Le voyage de Benoît XVI est un succès. Mais au-delà de son impact médiatique quelles en seront les retombées ? Il faudra sans doute plusieurs années pour le mesurer. Pour une large part, les fruits du voyage de Benoît XVI sont entre nos mains. La Fondation de Service politique se mobilise.

LA PREMIERE VISITE du pape venu de Pologne, en 1980, a donné naissance à une Génération Jean Paul II . En presque trente ans celle-ci a largement contribué à modifier le paysage de l'Église de France et de la société française. Aujourd'hui, les catholiques sont nettement plus influents dans la société qu'ils ne l'étaient à la fin du XXe siècle. Leur présence est sans doute discrète, elle n'est pas pour autant inefficace : la France debout, la France qui marche, la France généreuse, la France qui décide est dans une large mesure composée de chrétiens fervents et actifs.

Depuis trente ans, le contexte a totalement changé. Le mur de Berlin est tombé. L'islam fanatique étend sa toile, de nouveaux acteurs économiques très puissants émergent. Le point d'équilibre du monde se déplace. Une vaste partie de la société française et de l'Europe s'enfonce dans le matérialisme le plus mercantile et dans une crise existentielle profonde. Mais un pôle fort, bien plus qu'un noyau, venu d'horizons très divers, s'est constitué en moins d'une génération autour d'un ensemble de valeurs fortes.

Nicolas Sarkozy, semble t-il, en a pris conscience, avant bien d'autres. Cela n'en fait pas un converti, certes, mais pour lui, les croyants sont l'une des forces vives de la France. À l'Élysée, le 12 septembre, Benoît a salué la belle expression de laïcité positive, employée par le Président au Latran. Pourquoi cet encouragement pontifical ?

Le chef de l'État a compris que la part spirituelle et religieuse de l'homme était partie constituante de la stabilité, de l'unité et de la prospérité d'un peuple. Il fait le pari qu'une partie des musulmans sur lesquels il s'appuie, et surtout que les chrétiens, et en particulier les catholiques, occupent désormais une place centrale pour l'avenir de la France. Le candidat, puis le chef de l'État a intégré dans sa problématique politique personnelle cette évolution profonde. Son succès aux élections présidentielles procède en partie de cette analyse et des conclusions pratiques qu'il a su en tirer.

Dans ce nouveau contexte, ses prises de position successives sur la laïcité ne procèdent nullement du hasard ou de préférences personnelles. Il en soigneusement mesuré l'impact et prévu les remous qu'elles susciteraient. Elles font partie d'une stratégie calculée. Elles procèdent d'une ferme volonté de sortir du profil bas religieux de ces prédécesseurs et sont dans la droite ligne de ses réflexions, bien antérieures à son élection, sur les rapports entre politiques et convictions religieuses développées dans son livre La République, les Religions, l'Espérance (Cerf).
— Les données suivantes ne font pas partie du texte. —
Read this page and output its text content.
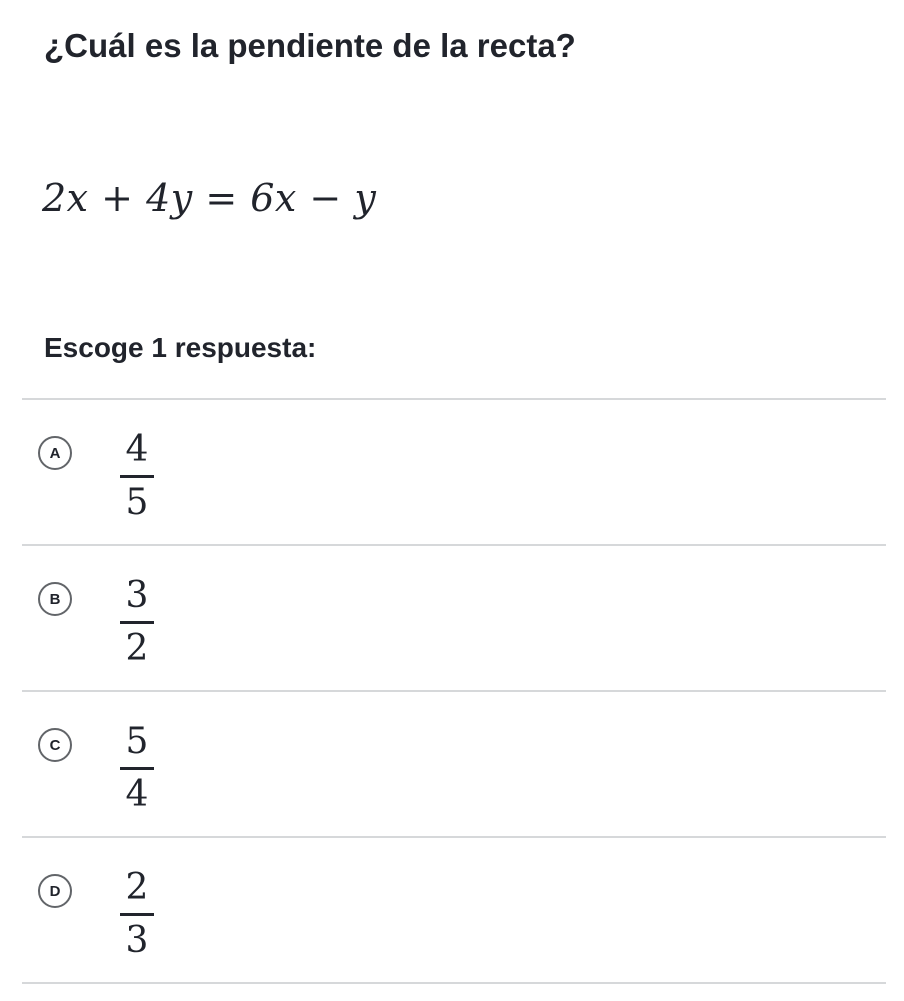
¿Cuál es la pendiente de la recta?
2x + 4y = 6x − y
Escoge 1 respuesta:
A	4
5
B	3
2
C	5
4
D	2
3
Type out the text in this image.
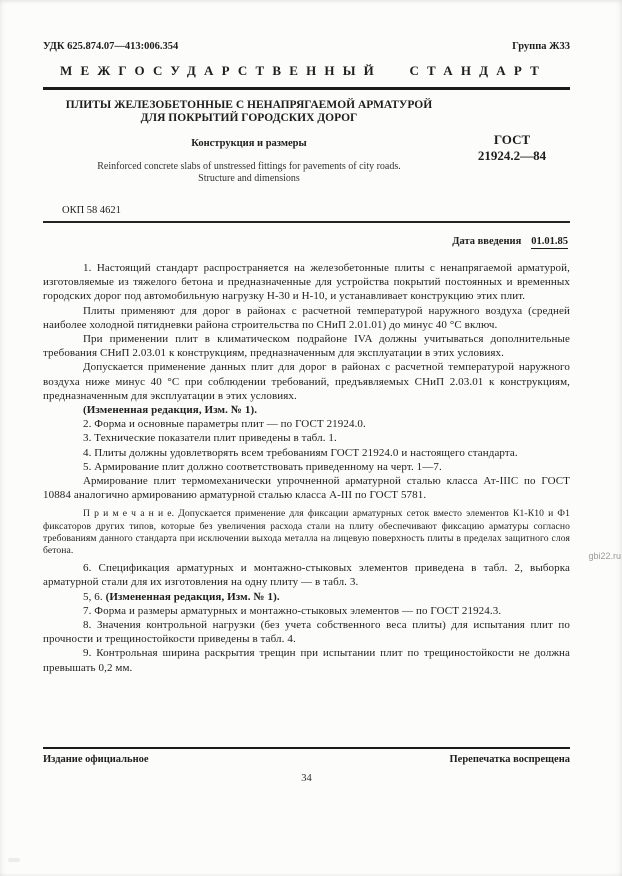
УДК 625.874.07—413:006.354	Группа Ж33
МЕЖГОСУДАРСТВЕННЫЙ СТАНДАРТ
ПЛИТЫ ЖЕЛЕЗОБЕТОННЫЕ С НЕНАПРЯГАЕМОЙ АРМАТУРОЙ
ДЛЯ ПОКРЫТИЙ ГОРОДСКИХ ДОРОГ
Конструкция и размеры	ГОСТ
21924.2—84
Reinforced concrete slabs of unstressed fittings for pavements of city roads.
Structure and dimensions
ОКП 58 4621
Дата введения 01.01.85

1. Настоящий стандарт распространяется на железобетонные плиты с ненапрягаемой арматурой, изготовляемые из тяжелого бетона и предназначенные для устройства покрытий постоянных и временных городских дорог под автомобильную нагрузку Н-30 и Н-10, и устанавливает конструкцию этих плит.

Плиты применяют для дорог в районах с расчетной температурой наружного воздуха (средней наиболее холодной пятидневки района строительства по СНиП 2.01.01) до минус 40 °С включ.

При применении плит в климатическом подрайоне IVA должны учитываться дополнительные требования СНиП 2.03.01 к конструкциям, предназначенным для эксплуатации в этих условиях.

Допускается применение данных плит для дорог в районах с расчетной температурой наружного воздуха ниже минус 40 °С при соблюдении требований, предъявляемых СНиП 2.03.01 к конструкциям, предназначенным для эксплуатации в этих условиях.

(Измененная редакция, Изм. № 1).

2. Форма и основные параметры плит — по ГОСТ 21924.0.

3. Технические показатели плит приведены в табл. 1.

4. Плиты должны удовлетворять всем требованиям ГОСТ 21924.0 и настоящего стандарта.

5. Армирование плит должно соответствовать приведенному на черт. 1—7.

Армирование плит термомеханически упрочненной арматурной сталью класса Ат-IIIC по ГОСТ 10884 аналогично армированию арматурной сталью класса А-III по ГОСТ 5781.

П р и м е ч а н и е. Допускается применение для фиксации арматурных сеток вместо элементов К1-К10 и Ф1 фиксаторов других типов, которые без увеличения расхода стали на плиту обеспечивают фиксацию арматуры согласно требованиям данного стандарта при исключении выхода металла на лицевую поверхность плиты в пределах защитного слоя бетона.

6. Спецификация арматурных и монтажно-стыковых элементов приведена в табл. 2, выборка арматурной стали для их изготовления на одну плиту — в табл. 3.

5, 6. (Измененная редакция, Изм. № 1).

7. Форма и размеры арматурных и монтажно-стыковых элементов — по ГОСТ 21924.3.

8. Значения контрольной нагрузки (без учета собственного веса плиты) для испытания плит по прочности и трещиностойкости приведены в табл. 4.

9. Контрольная ширина раскрытия трещин при испытании плит по трещиностойкости не должна превышать 0,2 мм.

Издание официальное	Перепечатка воспрещена
34
gbi22.ru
Sa stratégie ne consiste pas instrumentaliser les religions à son profit contrairement aux reproches que certains lui font. Pas plus que le pape, faisons lui le crédit qu'il ne cherche pas à confondre les genres. Il sait que la confusion du religieux et du politique revient à les détruire mutuellement. Pour lui comme pour Benoît XVI, leur fécondité repose sur leur claire distinction.
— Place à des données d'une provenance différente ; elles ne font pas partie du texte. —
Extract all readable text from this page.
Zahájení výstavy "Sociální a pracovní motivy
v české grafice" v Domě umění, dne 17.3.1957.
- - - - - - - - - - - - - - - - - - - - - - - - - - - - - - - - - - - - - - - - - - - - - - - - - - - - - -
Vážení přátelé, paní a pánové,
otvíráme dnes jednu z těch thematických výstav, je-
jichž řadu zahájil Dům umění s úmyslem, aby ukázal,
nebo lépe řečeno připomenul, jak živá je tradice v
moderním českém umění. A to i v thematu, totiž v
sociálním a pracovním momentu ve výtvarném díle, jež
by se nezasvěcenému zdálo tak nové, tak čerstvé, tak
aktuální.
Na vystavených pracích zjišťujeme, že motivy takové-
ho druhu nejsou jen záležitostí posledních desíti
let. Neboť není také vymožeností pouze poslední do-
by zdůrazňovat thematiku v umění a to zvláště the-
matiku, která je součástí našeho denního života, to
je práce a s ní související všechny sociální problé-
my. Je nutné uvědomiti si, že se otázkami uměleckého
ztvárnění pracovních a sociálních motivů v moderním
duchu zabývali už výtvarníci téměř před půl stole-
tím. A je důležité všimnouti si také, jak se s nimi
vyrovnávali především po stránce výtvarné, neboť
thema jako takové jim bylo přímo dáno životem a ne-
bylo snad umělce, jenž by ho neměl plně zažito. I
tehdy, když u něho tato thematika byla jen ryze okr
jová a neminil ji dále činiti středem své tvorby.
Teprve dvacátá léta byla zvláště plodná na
En revanche il sait que l'espérance que porte le christianisme est consanguine à l'identité française au-delà de toutes les vicissitudes de notre histoire. Le sentiment religieux fait pour lui partie de la réalité française et il sait que la France en a besoin, non seulement comme rempart contre la montée des fanatismes, mais aussi parce les chrétiens diffusent une générosité et une espérance positives dans une société où les repères se délitent et où l'individualisme se répand. C'est pourquoi il est prêt à favoriser leur expression libre dans la mesure où celle-ci ne remet pas en cause les fondamentaux de la République.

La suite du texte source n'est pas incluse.